The importance of computer based information systems (IS) was recognized decades ago, but fundamental changes started with the penetration of computer networks. When Porter was emphasizing the importance of information for gaining competitive advantage in the mid-eighties (Porter, 1985), some visionary authors recognized that the most promising potential for information management is actually hidden in computer communications (McFarlan, 1984). This was proved in the '90s, when the electronic business era started. It became clear that computer communications technology has changed not only the nature of information systems, but business in general. Information technology (IT) turned out to be the main driving factor for business strategies (Kalakota, 1999). New business models emerged and reengineering of existing business processes became necessary. Concentration on internal business processes with emphasis on products or services was no longer sufficient. The emphasis moved to the end of value chains, i.e., customers. Competitive advantage was achieved by linking competing chains through knowing and understanding customers. A deployment of highly sophisticated techniques enabled better fulfillment of customers needs (Sweiger, 1999). Successful external and internal data integration and management became essential for proper decision-making. Non-tangible outputs of business processes started to represent main parts of added value and IS were transformed into Webbased, customer centric information systems.

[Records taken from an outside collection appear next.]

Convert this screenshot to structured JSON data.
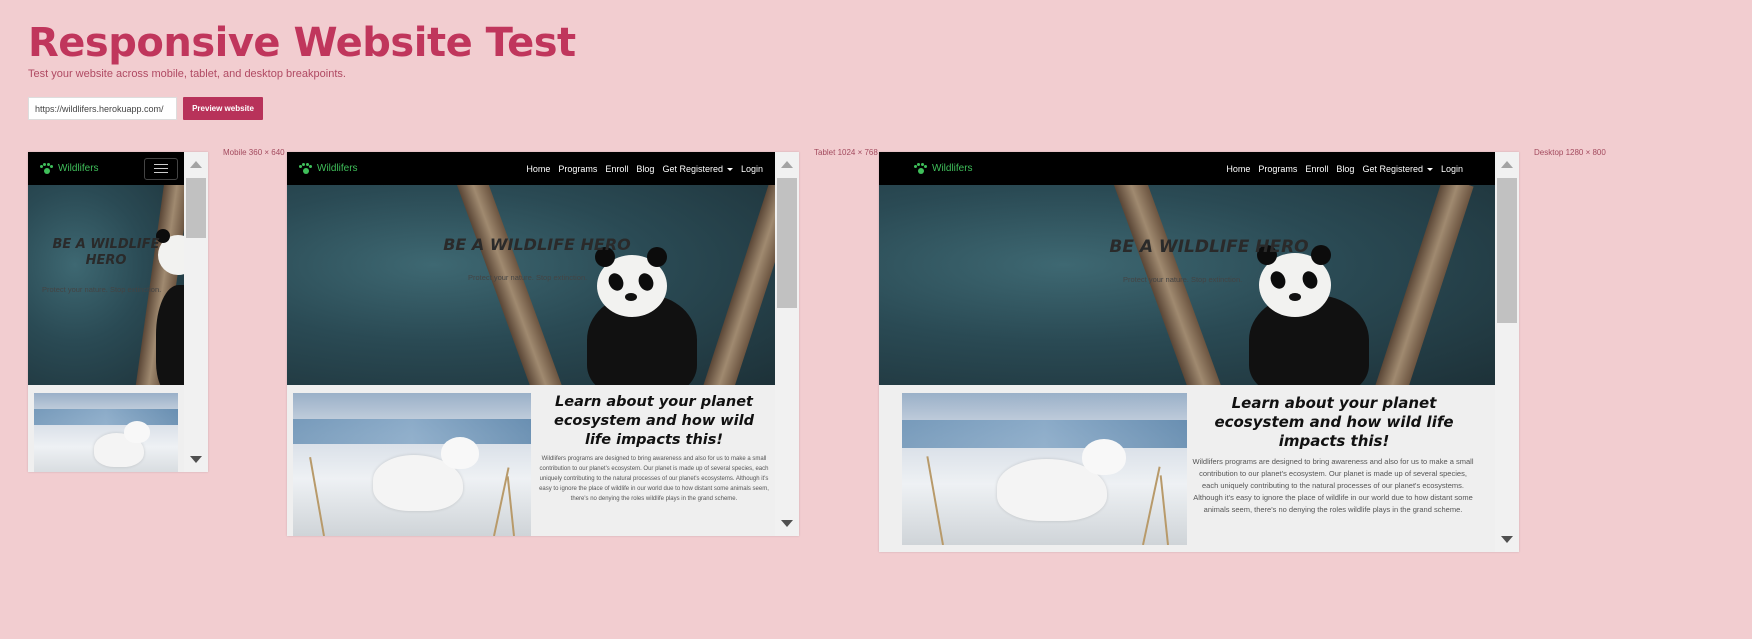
{
  "header": {
    "title": "Responsive Website Test",
    "subtitle": "Test your website across mobile, tablet, and desktop breakpoints."
  },
  "controls": {
    "url_value": "https://wildlifers.herokuapp.com/",
    "preview_label": "Preview website"
  },
  "frames": {
    "mobile_label": "Mobile 360 × 640",
    "tablet_label": "Tablet 1024 × 768",
    "desktop_label": "Desktop 1280 × 800"
  },
  "site": {
    "brand": "Wildlifers",
    "nav": [
      "Home",
      "Programs",
      "Enroll",
      "Blog",
      "Get Registered",
      "Login"
    ],
    "hero_title": "BE A WILDLIFE HERO",
    "hero_tagline": "Protect your nature. Stop extinction.",
    "about_title": "Learn about your planet ecosystem and how wild life impacts this!",
    "about_text": "Wildlifers programs are designed to bring awareness and also for us to make a small contribution to our planet's ecosystem. Our planet is made up of several species, each uniquely contributing to the natural processes of our planet's ecosystems. Although it's easy to ignore the place of wildlife in our world due to how distant some animals seem, there's no denying the roles wildlife plays in the grand scheme."
  },
  "colors": {
    "background": "#f2cdd0",
    "title": "#c0365c",
    "button": "#b8325a",
    "brand_green": "#3fbf5a"
  },
  "icons": [
    "paw-icon",
    "hamburger-menu-icon",
    "dropdown-caret-icon",
    "scroll-up-arrow-icon",
    "scroll-down-arrow-icon"
  ]
}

It is therefore obvious that security of information systems is getting a part of core business processes in every e-business environment. While data is clearly becoming one of the key assets on one side, ISs have to be highly integrated and open on the other side. Appropriate treatment of these issues is not a trivial task.
This chapter provides managers of intelligent enterprises with a new approach towards IS security management. It gives a necessary technical background and focuses afterwards on human resources, i.e., human factors management, which turned out during recent years to be the most important element to assure security of organizations' IS. The methodology is based on incorporation of business dynamics (Sterman, 2000) and business intelligence. Note that holistic management of IS security requires not only understanding of technological and organizational issues, but also appropriate coverage of system analysis and design, auditing issues, inter-organizational issues and legislation. For a complete and coherent treatment of these issues, a reader is advised to read (Tr ek, 2003).